I often travel for work to visit other gardens, and in a one-month period, I ran across this plant in Texas, New York and Atlanta. First of all, I didn’t know what it was, a for-sure way to fire my curiosity. Second, it is absolutely gorgeous and was growing in the darkest shade. What was this plant? I couldn’t find it in any catalog.
Then, behold, it popped up in a trade magazine! I discovered that Stromanthe sanguinea ‘Tricolor’ is a relative to gingers and prayer plants. Immediately, I hit the Internet looking for one to buy. I found my plant from a Texas mail-order catalog and retail nursery, Yucca-Do www.yuccado.com, which publishes one of my favorite plant catalogs. They report it to be winter hardy in Zone 8c. I knew from the start this tropical wouldn’t be hardy in Dallas, but as a container plant or a quick addition to a summer border, it would be well worth it.
Stromanthe ‘Tricolor’ has the most colorful foliage of any plant I know. The tops of the leaves are bright green variegated with large patches of pure white. From a distance this shimmering white and green surface is the first thing you see, but on closer inspection you notice the backs of the leaves and stems are a deep purple-burgundy. Stromanthe, like its relatives ginger and prayer plant, is a great choice for shade gardens. Sometimes it is hard for gardeners to use “houseplants” outside, but I think it’s a great idea. If a plant can live in that dark corner of your living room with occasional watering and terrible conditions then surely it will be able to live under that live oak in your front yard! Just remember that cast iron plant (Aspidistra) used to be a common houseplant.
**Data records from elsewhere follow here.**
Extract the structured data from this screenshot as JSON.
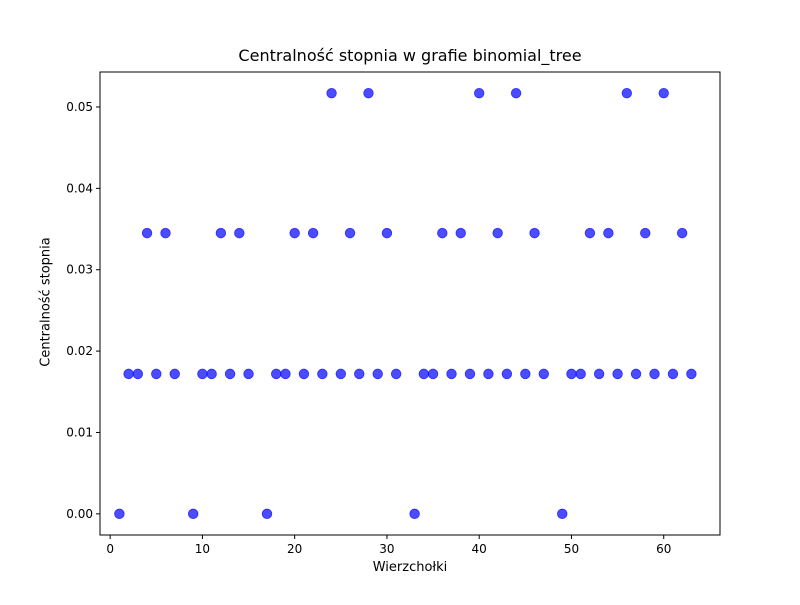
{
  "chart_data": {
    "type": "scatter",
    "title": "Centralność stopnia w grafie binomial_tree",
    "xlabel": "Wierzchołki",
    "ylabel": "Centralność stopnia",
    "xlim": [
      -1.1,
      66.1
    ],
    "ylim": [
      -0.0026,
      0.0543
    ],
    "x_ticks": [
      0,
      10,
      20,
      30,
      40,
      50,
      60
    ],
    "y_ticks": [
      0.0,
      0.01,
      0.02,
      0.03,
      0.04,
      0.05
    ],
    "y_tick_labels": [
      "0.00",
      "0.01",
      "0.02",
      "0.03",
      "0.04",
      "0.05"
    ],
    "grid": false,
    "marker_color": "#0000ff",
    "marker_alpha": 0.7,
    "series": [
      {
        "x": [
          1,
          2,
          3,
          4,
          5,
          6,
          7,
          9,
          10,
          11,
          12,
          13,
          14,
          15,
          17,
          18,
          19,
          20,
          21,
          22,
          23,
          24,
          25,
          26,
          27,
          28,
          29,
          30,
          31,
          33,
          34,
          35,
          36,
          37,
          38,
          39,
          40,
          41,
          42,
          43,
          44,
          45,
          46,
          47,
          49,
          50,
          51,
          52,
          53,
          54,
          55,
          56,
          57,
          58,
          59,
          60,
          61,
          62,
          63
        ],
        "y": [
          0.0,
          0.0172,
          0.0172,
          0.0345,
          0.0172,
          0.0345,
          0.0172,
          0.0,
          0.0172,
          0.0172,
          0.0345,
          0.0172,
          0.0345,
          0.0172,
          0.0,
          0.0172,
          0.0172,
          0.0345,
          0.0172,
          0.0345,
          0.0172,
          0.0517,
          0.0172,
          0.0345,
          0.0172,
          0.0517,
          0.0172,
          0.0345,
          0.0172,
          0.0,
          0.0172,
          0.0172,
          0.0345,
          0.0172,
          0.0345,
          0.0172,
          0.0517,
          0.0172,
          0.0345,
          0.0172,
          0.0517,
          0.0172,
          0.0345,
          0.0172,
          0.0,
          0.0172,
          0.0172,
          0.0345,
          0.0172,
          0.0345,
          0.0172,
          0.0517,
          0.0172,
          0.0345,
          0.0172,
          0.0517,
          0.0172,
          0.0345,
          0.0172
        ]
      }
    ]
  }
}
As anyone who has visited the Dallas Arboretum should know, I love colored foliage plants. Why? Because they are always beautiful since they don’t go out of flower, and when mixed with flowering annuals, the total effect outweighs what either plant would have been capable of alone. You can bet that this multi-colored plant will be a familiar addition to my combinations. I’m already fantasizing of it mixed with white impatiens, or maybe with dark burgundy coleus and peach impatiens. The possibilities are endless!
Currently you can find this jewel from internet mail-order companies (type the botanical name into a search engine such as Google), or shop your local houseplant supplier.
OK, so it doesn’t really flower and it’s not perennial north of zone 9. I challenge you to step outside your comfort zone and add a little touch of the tropics to your garden this fall or next year. If you’re as cheap as I am, you can even bring this one in as a wonderful houseplant for the winter!